En esa época, las prendas The Avant se venden en tiendas multimarcas: “El modelo era la venta más habitual en el mundo de la moda: enseñas la colección, los clientes te compran parte de la colección y junto con otras marcas, compartes su tienda.”

Archivos The Avant
Sílvia mirando imágenes de antiguas colecciones

En 2009, Sílvia, decepcionada por este modelo, decide cerrar esta etapa. Nos cuenta su experiencia: “Al principio, hay mucho interés en vender fuera. Supongo que hubo una parte de ego en querer demostrarme a mi misma que podía estar en estas tiendas con estos nombres de gran reputación.

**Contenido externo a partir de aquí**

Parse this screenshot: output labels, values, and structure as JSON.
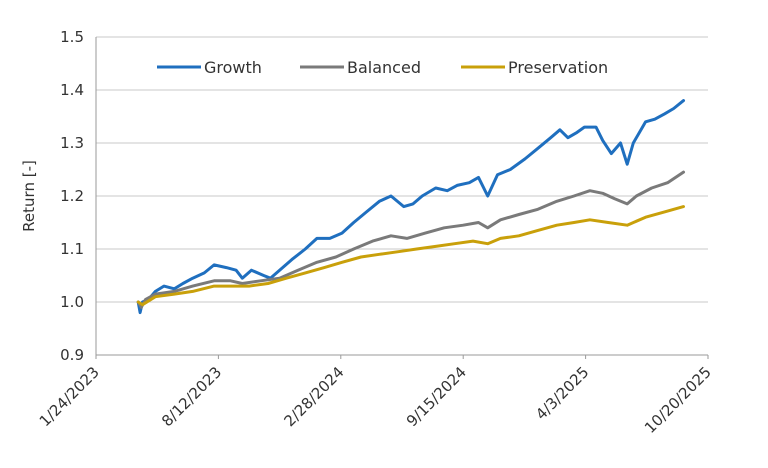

Pero cuando ví cómo funciona este mundo, me dí cuenta que no me encanjaba y fui perdiendo la ilusión poco a poco. Ví que no tenía control sobre lo que hacía, aparte de no ganar dinero. Tenía una marca que no conocía nadie, con precios altos, porque producía con muy pocas cantidades. Además, hay que saber que un agente pone su parte encima de mi coste y luego una tienda que pone la suya. Todo eso encarece el precio del producto: iba con unos precios desorbitados por la marca que era. Esto se hace bastante difícil de defender y allí surgen muchos problemas de muchas índoles.” ¿Tan negativa fue la experiencia? «No fue tan negativa. ¡Aprendí un montón! Pero después de un tiempo, entendí que no correspondía con lo que yo quería hacer y cómo lo quería hacer.»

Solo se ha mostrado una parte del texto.